Aku meneguk pahit itu,
menghitung ulang kenangan yang tak seimbang,
dan akhirnya sadar,
aku lelah berputar di papan permainan yang kau buat.
Namaku masih sama,
tapi hatiku berubah bentuk karena terlalu lama menunggu giliran.
Apakah aku gila?
Apakah aku bodoh,
terus bermain dalam permainan yang cuma aku yang kalah?
Kalau aku bilang aku mencintaimu,
apa kau akan bilang aku keterlaluan?
Kalau aku bilang langit bisa membuatmu terbang,
apa kau akan menatap ke atas, atau tetap menunduk, pura-pura tak dengar?
Jangan tangkap aku dari apa yang kukatakan,
tapi pahamilah aku dari apa adanya aku.
Aku sudah tak ke mana-mana,
dua kakiku menjejak di pasir,
menolak pergi meski ombak terus mengikis perlahan.
Aku membaca ulang pesan-pesan lama,
tak satu pun bisa kupahami lagi.
Tak ada teori konspirasi yang bisa menyelamatkan perasaanku.

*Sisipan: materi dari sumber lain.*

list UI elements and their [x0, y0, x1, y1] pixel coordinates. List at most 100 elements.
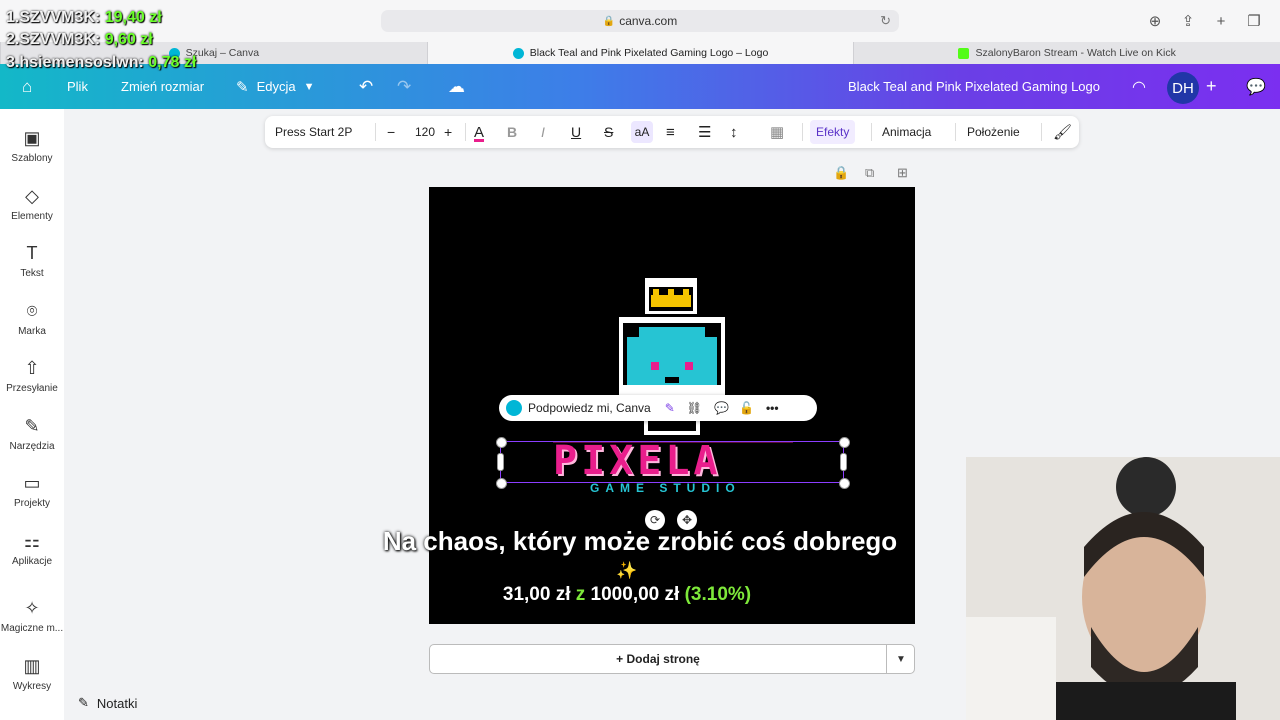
avatar[interactable]: DH: [1167, 72, 1199, 104]
donation-goal: 31,00 zł z 1000,00 zł (3.10%): [429, 584, 825, 606]
download-icon[interactable]: ⊕: [1146, 12, 1164, 30]
sidebar-item-tools[interactable]: ✎ Narzędzia: [0, 415, 64, 452]
sidebar-item-uploads[interactable]: ⇧ Przesyłanie: [0, 357, 64, 394]
text-color-icon[interactable]: A: [474, 116, 484, 148]
link-icon[interactable]: ⛓: [687, 401, 702, 415]
notes-button[interactable]: ✎ Notatki: [78, 695, 137, 711]
sidebar-item-text[interactable]: T Tekst: [0, 242, 64, 279]
tools-icon: ✎: [24, 416, 40, 436]
donor-name: 2.SZVVM3K:: [6, 31, 101, 48]
magic-prompt-bar[interactable]: Podpowiedz mi, Canva ✎ ⛓ 💬 🔓 •••: [499, 395, 817, 421]
resize-handle-right[interactable]: [840, 453, 847, 471]
kick-favicon-icon: [958, 47, 970, 59]
new-tab-icon[interactable]: +: [1212, 12, 1230, 30]
share-icon[interactable]: ⇪: [1179, 12, 1197, 30]
lock-element-icon[interactable]: 🔓: [739, 401, 754, 415]
magic-icon: ✧: [24, 598, 40, 618]
bold-icon[interactable]: B: [507, 116, 517, 148]
font-family-select[interactable]: Press Start 2P: [275, 116, 352, 148]
left-sidebar: ▣ Szablony ◇ Elementy T Tekst ⌾ Marka ⇧ …: [0, 109, 64, 720]
tab-kick-stream[interactable]: SzalonyBaron Stream - Watch Live on Kick: [853, 42, 1280, 64]
pencil-icon: ✎: [236, 78, 249, 96]
templates-icon: ▣: [23, 128, 41, 148]
sidebar-item-magic-media[interactable]: ✧ Magiczne m...: [0, 597, 64, 634]
sidebar-item-label: Tekst: [20, 268, 44, 279]
letter-case-button[interactable]: aA: [631, 121, 653, 143]
tab-design[interactable]: Black Teal and Pink Pixelated Gaming Log…: [426, 42, 854, 64]
sidebar-item-brand[interactable]: ⌾ Marka: [0, 300, 64, 337]
canva-assistant-icon: [506, 400, 522, 416]
toolbar-divider: [375, 123, 376, 141]
animation-button[interactable]: Animacja: [882, 116, 931, 148]
donor-amount: 19,40 zł: [104, 9, 162, 26]
cloud-save-icon[interactable]: ☁: [448, 64, 465, 109]
lock-page-icon[interactable]: 🔒: [833, 165, 849, 181]
sidebar-item-label: Elementy: [11, 211, 53, 222]
strikethrough-icon[interactable]: S: [604, 116, 613, 148]
loading-spinner-icon: ◠: [1132, 78, 1146, 96]
tab-label: Szukaj – Canva: [185, 47, 260, 59]
charts-icon: ▥: [23, 656, 41, 676]
resize-handle-top-left[interactable]: [496, 437, 507, 448]
upload-icon: ⇧: [24, 358, 40, 378]
add-page-icon[interactable]: ⊞: [897, 165, 908, 181]
tab-label: SzalonyBaron Stream - Watch Live on Kick: [975, 47, 1176, 59]
sidebar-item-projects[interactable]: ▭ Projekty: [0, 472, 64, 509]
add-page-button[interactable]: + Dodaj stronę: [430, 645, 886, 673]
url-text: canva.com: [619, 14, 678, 28]
edit-mode-button[interactable]: ✎ Edycja ▼: [236, 64, 315, 109]
design-title[interactable]: Black Teal and Pink Pixelated Gaming Log…: [848, 64, 1100, 109]
magic-edit-icon[interactable]: ✎: [665, 401, 675, 415]
leaderboard-entry-1: 1.SZVVM3K: 19,40 zł: [6, 9, 162, 27]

Hidup di momen ini terasa baik,
sampai sakitnya ikut duduk di pangkuanku dan memelukku diam-diam.
Aku cuma butuh seseorang.
Bukan pahlawan, bukan pengganti, hanya seseorang.
Kalau aku bilang aku mencintaimu,
apakah itu salah?
Kalau aku bilang aku masih menunggu,
apakah kau akan pura-pura tak tahu?
Jangan ambil kata-kataku,
ambil saja diriku.
Yang tersisa. Yang tetap.
Yang bertahan,
dengan dua kaki di pasir,
meski hatinya sudah setengah tenggelam.
Aku lelah menari di sekitar luka,
tajam dan dingin seperti pecahan kaca,
mencuri suaraku sedikit demi sedikit,
sampai aku hanya bisa berbisik,
“inilah aku, ambil aku sebagaimana adanya.”